Türkiye ekonomisi, sebze tezgâhları önündeki kuyruklarda sembolize olan ve küçülme, işsizlik ve enflasyonun bir arada olduğu bir kriz yaşıyor. Buna aynı zamanda önümüzdeki günlerde ağırlaşacak bir bütçe açığı eşlik ediyor. Dünyada ucuz para varken ve bu para Türkiye’ye gelirken, üretim ve yatırım alanında tek bir adım atılmadığı halde kaçınılmaz olarak büyüyen ekonomi, hem o paranın gelmez oluşu hem de üretimsizlik nedeniyle, şimdi kaçınılmaz olarak çöküyor.

On yedi yılın sonunda gelinen noktada, Türkiye, 2002 öncesinde dahi görmediği bir krizin içerisine sürükleniyor ve bunun kaçınılmaz siyasal sonuçları olacak. 31 Mart yerel seçimlerinde bunu iktidar partisinin oylarına bakarak kısmen gözlemleyeceğiz gibi görünüyor. AKP sandıktan birinci parti olarak çıkacak orası kesin ama nasıl bir oy oranıyla çıkacağı gidişata dair önemli ipuçları verecek.

Seçimden sonra IMF’yle mi anlaşılacak, ABD’yle ilişkiler nasıl olacak, AKP’nin “küskünleri”, Davutoğlu-Gül öncülüğünde yeni bir oluşum içerisinde yer alacak mı, rejim otoriterliğini nerelere vardıracak, muhalefet kendi içerisinde nasıl bir tartışmaya girecek, krizin yarattığı toplumsal hoşnutsuzluk ve öfke nereye evrilecek, ekonomik krize bir hegemonya krizi de eşlik edecek mi, yani rejim giderek meşruiyetini yitirmeye başlayacak ve daha zor yönetir hale gelecek mi, bunların hepsini göreceğiz.

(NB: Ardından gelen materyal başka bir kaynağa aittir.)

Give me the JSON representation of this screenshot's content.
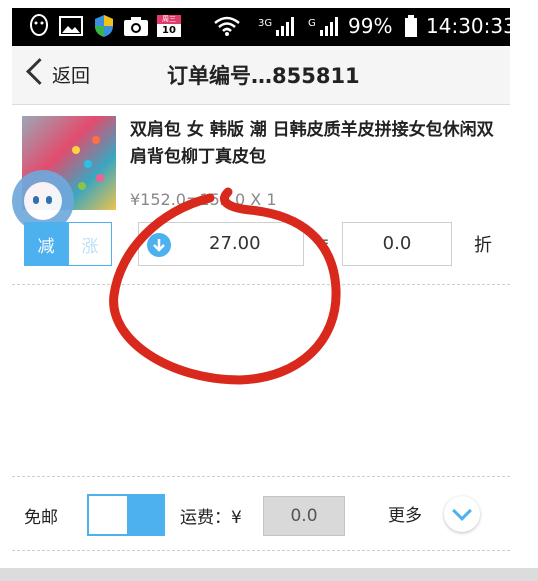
{
  "status_bar": {
    "signal_3g": "3G",
    "signal_g": "G",
    "battery_percent": "99%",
    "time": "14:30:33",
    "calendar_day": "10",
    "calendar_week": "周三"
  },
  "header": {
    "back_label": "返回",
    "title": "订单编号…855811"
  },
  "product": {
    "name": "双肩包 女 韩版 潮 日韩皮质羊皮拼接女包休闲双肩背包柳丁真皮包",
    "price_line": "¥152.0=152.0 X 1"
  },
  "adjust": {
    "decrease_label": "减",
    "increase_label": "涨",
    "selected": "减",
    "amount": "27.00",
    "equals": "=",
    "discount_rate": "0.0",
    "discount_unit": "折"
  },
  "shipping": {
    "free_ship_label": "免邮",
    "free_ship_on": true,
    "freight_label": "运费：¥",
    "freight_value": "0.0",
    "more_label": "更多"
  },
  "colors": {
    "accent": "#4db0ef",
    "annotation": "#d9281c"
  },
  "icons": [
    "qq-icon",
    "image-icon",
    "shield-icon",
    "camera-icon",
    "calendar-icon",
    "wifi-icon",
    "signal-icon",
    "battery-icon",
    "back-chevron-icon",
    "down-arrow-icon",
    "chevron-down-icon",
    "floating-bubble-icon"
  ]
}
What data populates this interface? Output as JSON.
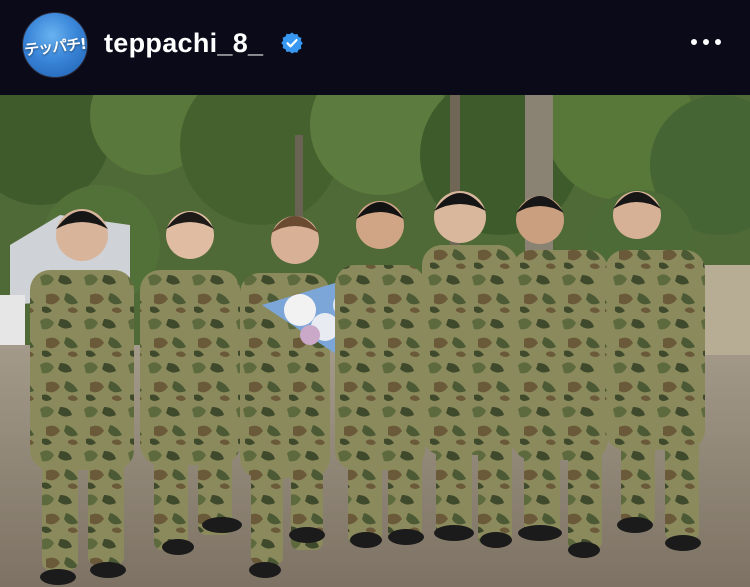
{
  "post": {
    "username": "teppachi_8_",
    "avatar_text": "テッパチ!",
    "verified_badge": "verified-check-icon",
    "more_icon": "more-horizontal-icon"
  },
  "photo": {
    "subject_count": 7
  },
  "colors": {
    "header_bg": "#0a0a18",
    "verified_blue": "#3897f0",
    "text": "#ffffff"
  }
}
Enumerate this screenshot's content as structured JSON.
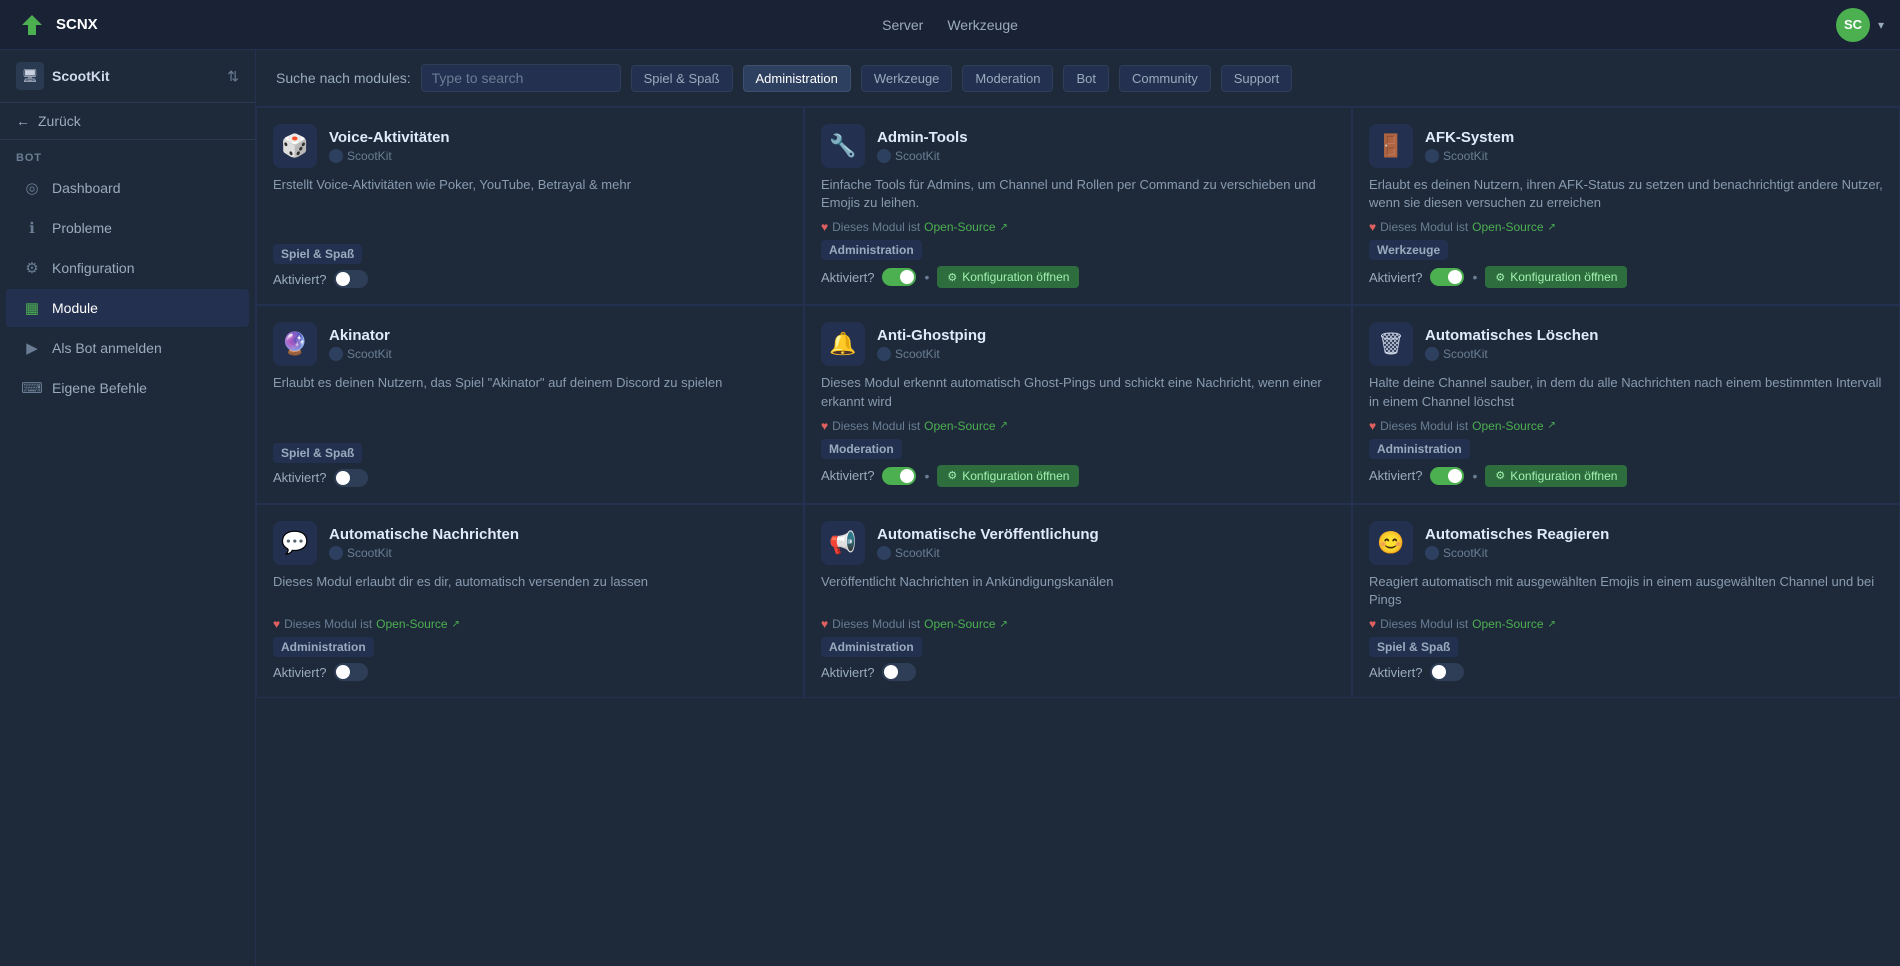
{
  "topnav": {
    "logo_text": "SCNX",
    "links": [
      "Server",
      "Werkzeuge"
    ],
    "avatar_initials": "SC"
  },
  "sidebar": {
    "server_name": "ScootKit",
    "back_label": "Zurück",
    "section_label": "BOT",
    "items": [
      {
        "id": "dashboard",
        "label": "Dashboard",
        "icon": "◎"
      },
      {
        "id": "problems",
        "label": "Probleme",
        "icon": "ℹ"
      },
      {
        "id": "config",
        "label": "Konfiguration",
        "icon": "⚙"
      },
      {
        "id": "modules",
        "label": "Module",
        "icon": "▦",
        "active": true
      },
      {
        "id": "bot-login",
        "label": "Als Bot anmelden",
        "icon": "▶"
      },
      {
        "id": "custom-commands",
        "label": "Eigene Befehle",
        "icon": "⌨"
      }
    ]
  },
  "filter_bar": {
    "label": "Suche nach modules:",
    "placeholder": "Type to search",
    "filters": [
      {
        "id": "spiel",
        "label": "Spiel & Spaß"
      },
      {
        "id": "administration",
        "label": "Administration",
        "active": true
      },
      {
        "id": "werkzeuge",
        "label": "Werkzeuge"
      },
      {
        "id": "moderation",
        "label": "Moderation"
      },
      {
        "id": "bot",
        "label": "Bot"
      },
      {
        "id": "community",
        "label": "Community"
      },
      {
        "id": "support",
        "label": "Support"
      }
    ]
  },
  "modules": [
    {
      "id": "voice-aktivitaeten",
      "icon": "🎲",
      "title": "Voice-Aktivitäten",
      "author": "ScootKit",
      "description": "Erstellt Voice-Aktivitäten wie Poker, YouTube, Betrayal & mehr",
      "opensource": false,
      "category": "Spiel & Spaß",
      "activated": false,
      "config_btn": false
    },
    {
      "id": "admin-tools",
      "icon": "🔧",
      "title": "Admin-Tools",
      "author": "ScootKit",
      "description": "Einfache Tools für Admins, um Channel und Rollen per Command zu verschieben und Emojis zu leihen.",
      "opensource": true,
      "opensource_label": "Dieses Modul ist",
      "opensource_link": "Open-Source",
      "category": "Administration",
      "activated": true,
      "config_btn": true,
      "config_label": "Konfiguration öffnen"
    },
    {
      "id": "afk-system",
      "icon": "🚪",
      "title": "AFK-System",
      "author": "ScootKit",
      "description": "Erlaubt es deinen Nutzern, ihren AFK-Status zu setzen und benachrichtigt andere Nutzer, wenn sie diesen versuchen zu erreichen",
      "opensource": true,
      "opensource_label": "Dieses Modul ist",
      "opensource_link": "Open-Source",
      "category": "Werkzeuge",
      "activated": true,
      "config_btn": true,
      "config_label": "Konfiguration öffnen"
    },
    {
      "id": "akinator",
      "icon": "🔮",
      "title": "Akinator",
      "author": "ScootKit",
      "description": "Erlaubt es deinen Nutzern, das Spiel \"Akinator\" auf deinem Discord zu spielen",
      "opensource": false,
      "category": "Spiel & Spaß",
      "activated": false,
      "config_btn": false
    },
    {
      "id": "anti-ghostping",
      "icon": "🔔",
      "title": "Anti-Ghostping",
      "author": "ScootKit",
      "description": "Dieses Modul erkennt automatisch Ghost-Pings und schickt eine Nachricht, wenn einer erkannt wird",
      "opensource": true,
      "opensource_label": "Dieses Modul ist",
      "opensource_link": "Open-Source",
      "category": "Moderation",
      "activated": true,
      "config_btn": true,
      "config_label": "Konfiguration öffnen"
    },
    {
      "id": "automatisches-loeschen",
      "icon": "🗑",
      "title": "Automatisches Löschen",
      "author": "ScootKit",
      "description": "Halte deine Channel sauber, in dem du alle Nachrichten nach einem bestimmten Intervall in einem Channel löschst",
      "opensource": true,
      "opensource_label": "Dieses Modul ist",
      "opensource_link": "Open-Source",
      "category": "Administration",
      "activated": true,
      "config_btn": true,
      "config_label": "Konfiguration öffnen"
    },
    {
      "id": "automatische-nachrichten",
      "icon": "💬",
      "title": "Automatische Nachrichten",
      "author": "ScootKit",
      "description": "Dieses Modul erlaubt dir es dir, automatisch versenden zu lassen",
      "opensource": true,
      "opensource_label": "Dieses Modul ist",
      "opensource_link": "Open-Source",
      "category": "Administration",
      "activated": false,
      "config_btn": false
    },
    {
      "id": "automatische-veroeffentlichung",
      "icon": "📢",
      "title": "Automatische Veröffentlichung",
      "author": "ScootKit",
      "description": "Veröffentlicht Nachrichten in Ankündigungskanälen",
      "opensource": true,
      "opensource_label": "Dieses Modul ist",
      "opensource_link": "Open-Source",
      "category": "Administration",
      "activated": false,
      "config_btn": false
    },
    {
      "id": "automatisches-reagieren",
      "icon": "😊",
      "title": "Automatisches Reagieren",
      "author": "ScootKit",
      "description": "Reagiert automatisch mit ausgewählten Emojis in einem ausgewählten Channel und bei Pings",
      "opensource": true,
      "opensource_label": "Dieses Modul ist",
      "opensource_link": "Open-Source",
      "category": "Spiel & Spaß",
      "activated": false,
      "config_btn": false
    }
  ],
  "labels": {
    "activate_label": "Aktiviert?",
    "config_label": "Konfiguration öffnen"
  }
}
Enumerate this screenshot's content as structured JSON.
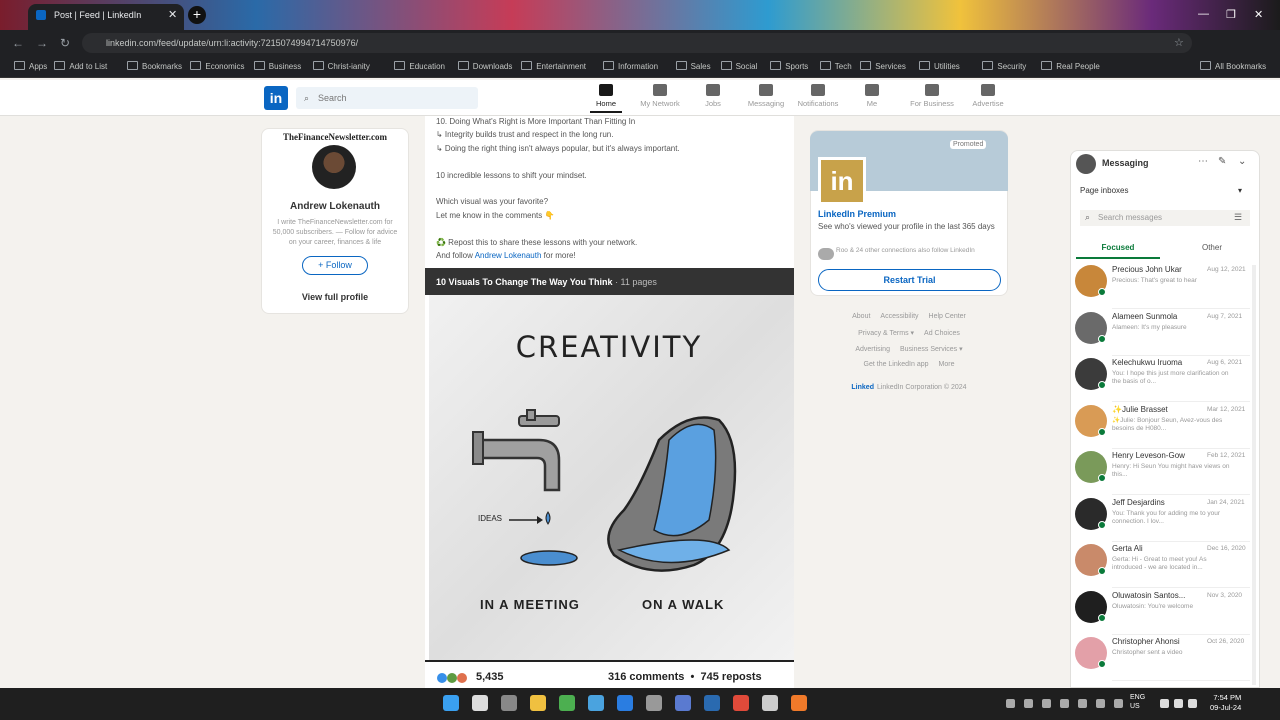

Ekonomik krizler ve hegemonya krizleri bir araya geldiğinde, düzen, kitleler nezdinde daha çok sorgulanmaya, düzene yönelik öfke daha da artmaya başlar. Bu ise düzen dışı arayışları beraberinde getirir. Sol, uzun bir süre devam edecek olan bir kriz konjonktürüne girdiğimizi görmeli ve adımlarını buna göre atmalı. Eğer doğru bir strateji izlenirse, sol, toplumsal öfkenin ve arayışın örgütleneceği bir mecra olarak kendini var edebilir ve topluma kendisini gerçek bir alternatif, güçlü bir seçenek olarak sunabilir.